Wanita di sebelah nya menimpali, matanya tertuju lekat-lekat pada rangka ranjang.

Ruangan itu belum diisi dengan peti mahar, dan hanya sebuah ranjang kanopi yang berdiri kokoh menempel di dinding belakang. Namun, ranjang ini saja sudah cukup menyilaukan mata semua orang.

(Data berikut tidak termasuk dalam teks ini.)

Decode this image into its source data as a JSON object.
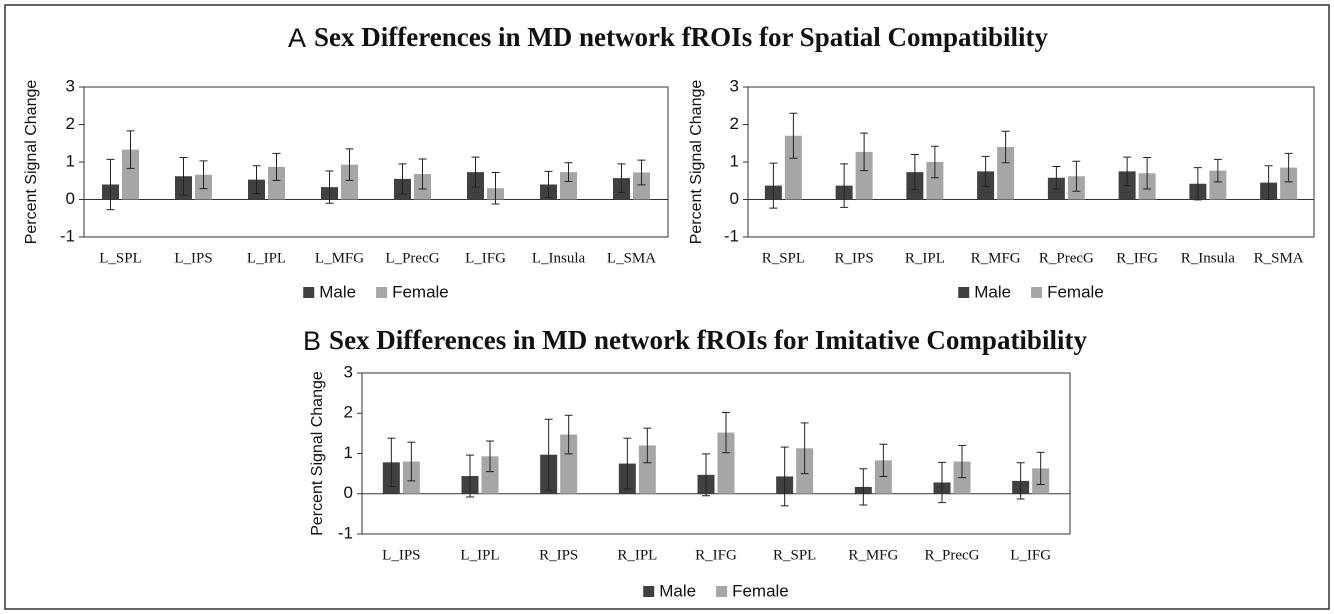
{
  "chart_data": [
    {
      "type": "bar",
      "panel": "A",
      "title": "Sex Differences in MD network fROIs for Spatial Compatibility",
      "ylabel": "Percent Signal Change",
      "categories": [
        "L_SPL",
        "L_IPS",
        "L_IPL",
        "L_MFG",
        "L_PrecG",
        "L_IFG",
        "L_Insula",
        "L_SMA"
      ],
      "series": [
        {
          "name": "Male",
          "color": "#404040",
          "values": [
            0.4,
            0.62,
            0.53,
            0.33,
            0.55,
            0.73,
            0.4,
            0.57
          ],
          "errors": [
            0.67,
            0.5,
            0.37,
            0.43,
            0.4,
            0.4,
            0.35,
            0.38
          ]
        },
        {
          "name": "Female",
          "color": "#a6a6a6",
          "values": [
            1.33,
            0.66,
            0.87,
            0.93,
            0.68,
            0.3,
            0.73,
            0.72
          ],
          "errors": [
            0.5,
            0.37,
            0.36,
            0.42,
            0.4,
            0.42,
            0.25,
            0.33
          ]
        }
      ],
      "ylim": [
        -1,
        3
      ],
      "yticks": [
        -1,
        0,
        1,
        2,
        3
      ],
      "legend": "bottom"
    },
    {
      "type": "bar",
      "ylabel": "Percent Signal Change",
      "categories": [
        "R_SPL",
        "R_IPS",
        "R_IPL",
        "R_MFG",
        "R_PrecG",
        "R_IFG",
        "R_Insula",
        "R_SMA"
      ],
      "series": [
        {
          "name": "Male",
          "color": "#404040",
          "values": [
            0.37,
            0.37,
            0.73,
            0.75,
            0.58,
            0.75,
            0.42,
            0.45
          ],
          "errors": [
            0.6,
            0.58,
            0.47,
            0.4,
            0.3,
            0.38,
            0.43,
            0.45
          ]
        },
        {
          "name": "Female",
          "color": "#a6a6a6",
          "values": [
            1.7,
            1.27,
            1.0,
            1.4,
            0.62,
            0.7,
            0.77,
            0.85
          ],
          "errors": [
            0.6,
            0.5,
            0.42,
            0.42,
            0.4,
            0.42,
            0.3,
            0.38
          ]
        }
      ],
      "ylim": [
        -1,
        3
      ],
      "yticks": [
        -1,
        0,
        1,
        2,
        3
      ],
      "legend": "bottom"
    },
    {
      "type": "bar",
      "panel": "B",
      "title": "Sex Differences in MD network fROIs for Imitative Compatibility",
      "ylabel": "Percent Signal Change",
      "categories": [
        "L_IPS",
        "L_IPL",
        "R_IPS",
        "R_IPL",
        "R_IFG",
        "R_SPL",
        "R_MFG",
        "R_PrecG",
        "L_IFG"
      ],
      "series": [
        {
          "name": "Male",
          "color": "#404040",
          "values": [
            0.78,
            0.44,
            0.97,
            0.75,
            0.47,
            0.43,
            0.17,
            0.28,
            0.32
          ],
          "errors": [
            0.6,
            0.52,
            0.88,
            0.63,
            0.52,
            0.73,
            0.45,
            0.5,
            0.45
          ]
        },
        {
          "name": "Female",
          "color": "#a6a6a6",
          "values": [
            0.8,
            0.93,
            1.47,
            1.2,
            1.52,
            1.13,
            0.83,
            0.8,
            0.63
          ],
          "errors": [
            0.48,
            0.38,
            0.48,
            0.43,
            0.5,
            0.63,
            0.4,
            0.4,
            0.4
          ]
        }
      ],
      "ylim": [
        -1,
        3
      ],
      "yticks": [
        -1,
        0,
        1,
        2,
        3
      ],
      "legend": "bottom"
    }
  ]
}
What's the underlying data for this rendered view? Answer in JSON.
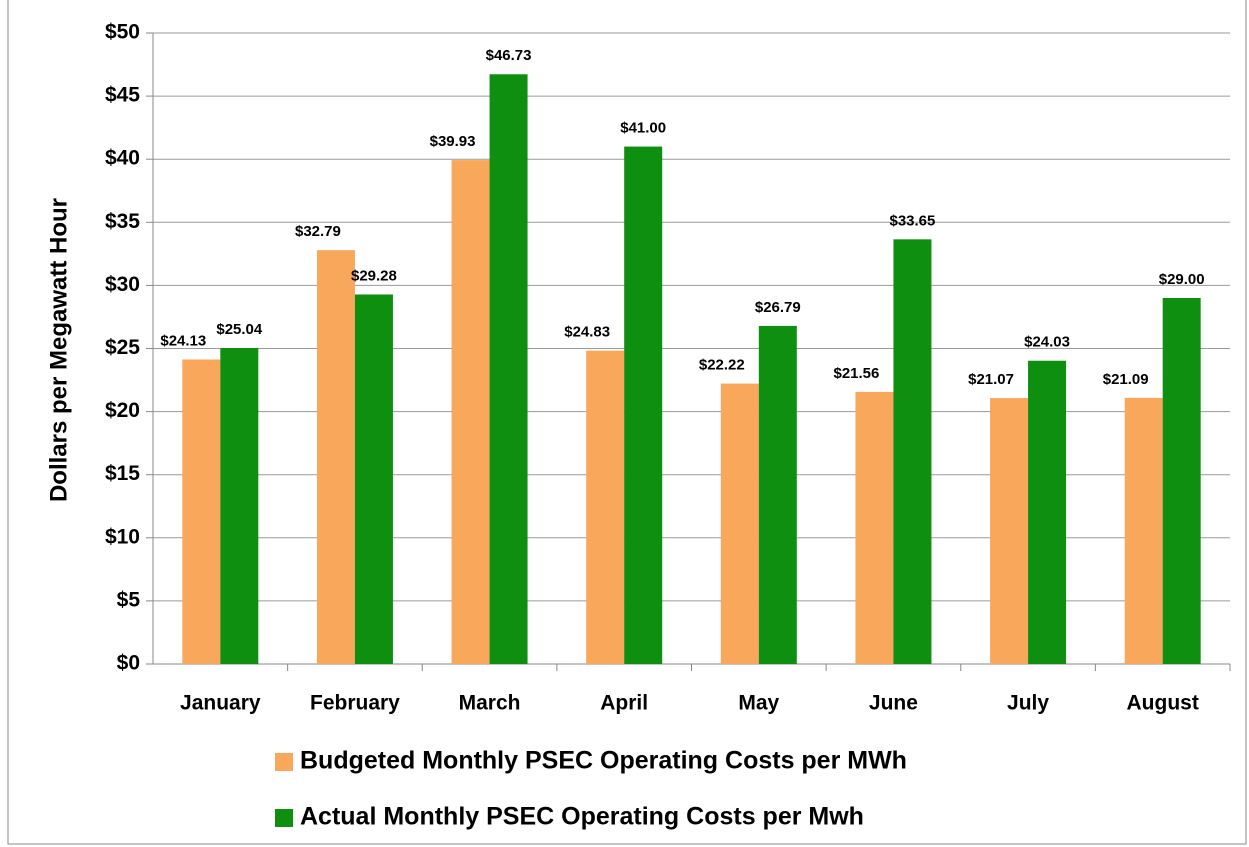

Kelambu sutra merah menjuntai rendah, selimut meriah di dalamnya terbentang rapi, sayap bebek mandarin berkilau dengan cahaya lembut, dan segala sudut memancarkan suasana meriah dan makmur dari sebuah pernikahan.

Seorang wanita menatap ukiran di sekeliling kelambu ranjang, matanya penuh kerinduan, jari-jarinya merasa gatal ingin menyentuh. Nyonya Zhang sedang berbalik untuk berbicara dengan orang lain dan tidak menyadari hal ini, tetapi tangan wanita itu sudah terulur, meraba ukiran di kelambu ranjang ke arah bawah, langsung menyentuh tirai sutra merah yang menjuntai.

Ujung jarinya mencengkeram, dan saat ia meluncur turun di sepanjang tirai, dengan suara "swish", tekstur halusnya membuatnya tanpa sadar menghela napas, "Ya ampun! Bahan ini terlalu licin!"

Zhao Hehua terdorong ke tepi kerumunan, berjinjit untuk mengintip ke dalam. Melihat wanita itu mengulurkan tangan untuk menyentuh, hatinya menegang. Sudah terlambat untuk menghentikannya, jadi ia hanya bisa berseru mendesak, "Jangan disentuh! Hati-hati jangan sampai rusak!"